Matthew Benner, a 3L, is the winner of the Halloween Research Competition!  Matthew’s prize is a $25 gift card for the Cornell Store.  Congratulations goes out to everyone who found the correct answer, Hayward v. Carraway, 180 So. 2d 758 (La. Ct. App. 1965).  And the moral of the case is…just because a house is abandoned and haunted, doesn’t mean you can break into it with impunity (shocking, I know)!

Haunted HouseEnter our research competition to win a $25 gift card to the Cornell Store! The rules are easy: email the answer to the question below to me (imh24@cornell.edu) by midnight on October 31, 2010. We will draw a winner from the pool of correct answers next week and announce it on the blog.  Everyone who enters wins a fun-size candy bar.

The Problem:

The town of Sleepy Hollow has an old mansion named “Rosebud.”  Rosebud was the family home of the Voorhees family, who during their heyday hosted the most extravagant parties and balls in the county.  The family was known for expensive tastes, furnishing Rosebud with elaborate chandeliers and paintings and once having flowers flown in from Brazil for a daughter’s sixteenth birthday party.  But over the years, the family gradually died off until only Samara Voorhees was left.  Uncomfortable living alone in the large house, she locked up Rosebud and moved to Panama to live off the family’s remaining money on a small island.  The house has been empty for 42 years, and neighborhood children now tell stories about the ghosts that supposedly haunt the house—a headless cat that sneaks up on you from behind and rubs against your legs, and Uncle Earl whom the family imprisoned in the attic for twenty years, eventually starving him to death, because they were embarrassed by his Tourette’s Syndrome, and he now takes revenge on the family by scaring anyone who tries to come near his attic.

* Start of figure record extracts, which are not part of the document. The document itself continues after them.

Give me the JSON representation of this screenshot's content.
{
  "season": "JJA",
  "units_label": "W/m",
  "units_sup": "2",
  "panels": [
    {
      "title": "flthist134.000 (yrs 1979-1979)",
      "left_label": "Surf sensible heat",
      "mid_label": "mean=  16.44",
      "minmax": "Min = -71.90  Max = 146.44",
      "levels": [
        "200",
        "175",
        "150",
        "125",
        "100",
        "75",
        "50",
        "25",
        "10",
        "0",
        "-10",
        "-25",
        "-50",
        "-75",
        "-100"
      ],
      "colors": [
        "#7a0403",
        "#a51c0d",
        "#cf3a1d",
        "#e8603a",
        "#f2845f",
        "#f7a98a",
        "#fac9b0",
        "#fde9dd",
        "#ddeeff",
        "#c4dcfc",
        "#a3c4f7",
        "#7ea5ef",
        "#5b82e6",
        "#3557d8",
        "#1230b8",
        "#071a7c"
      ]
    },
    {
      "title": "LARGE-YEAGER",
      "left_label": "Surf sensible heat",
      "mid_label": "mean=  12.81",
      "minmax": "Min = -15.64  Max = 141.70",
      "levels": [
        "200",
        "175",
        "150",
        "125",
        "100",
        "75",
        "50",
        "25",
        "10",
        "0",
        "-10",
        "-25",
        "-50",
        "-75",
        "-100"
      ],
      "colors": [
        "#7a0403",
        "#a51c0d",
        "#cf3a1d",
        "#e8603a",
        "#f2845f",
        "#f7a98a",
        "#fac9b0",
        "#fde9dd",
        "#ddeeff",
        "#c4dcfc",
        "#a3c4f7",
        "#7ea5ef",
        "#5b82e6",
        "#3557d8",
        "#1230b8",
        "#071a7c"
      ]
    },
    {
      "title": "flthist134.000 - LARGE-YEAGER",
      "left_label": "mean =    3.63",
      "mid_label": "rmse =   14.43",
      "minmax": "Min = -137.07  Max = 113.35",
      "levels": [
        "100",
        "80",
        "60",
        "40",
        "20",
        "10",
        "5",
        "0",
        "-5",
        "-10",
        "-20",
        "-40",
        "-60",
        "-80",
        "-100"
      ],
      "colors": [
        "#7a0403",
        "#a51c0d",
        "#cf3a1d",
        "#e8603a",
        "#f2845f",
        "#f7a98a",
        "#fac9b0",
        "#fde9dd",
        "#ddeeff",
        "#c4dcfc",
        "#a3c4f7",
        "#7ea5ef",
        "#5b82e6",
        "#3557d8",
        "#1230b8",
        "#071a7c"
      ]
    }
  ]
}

Three local teenagers decide to test the ghost stories on Halloween to see if they are true, Ghost Hunters-style, arming themselves with cameras, snacks, and baseball bats.  Entering the house at 11 p.m. and finding everything quiet, the boys begin smashing one of the chandeliers by throwing their baseball bats at the ceiling.  The noise of a squeaking door upstairs finally scares the boys away.

The next morning Sleepy Hollow police receive a tip that the front door of Rosebud is wide open, swinging and banging in the wind.  Upon investigation, the police discover the damaged chandelier and one baseball bat labeled with a boy’s name.  The police interview the boy, who quickly confesses under the pressure and gives up the names of his compatriots in crime.

Back in Panama, Samara Voorhees, who regularly checks the Web site of the Sleepy Hollow Herald, learns of the damage to her chandelier and has her attorney file a lawsuit against the parents of the boys.  In court the parents argue they should not be held liable because the boys believed that Rosebud was abandoned, but they lose.  A judgment is entered against them for $46,793.15.

Locate the factually similar case that inspired the above the story.  Send me the name of the case and the citation in the regional reporter by midnight on Sunday, October 31 for a chance to win a $25 Cornell Store gift card.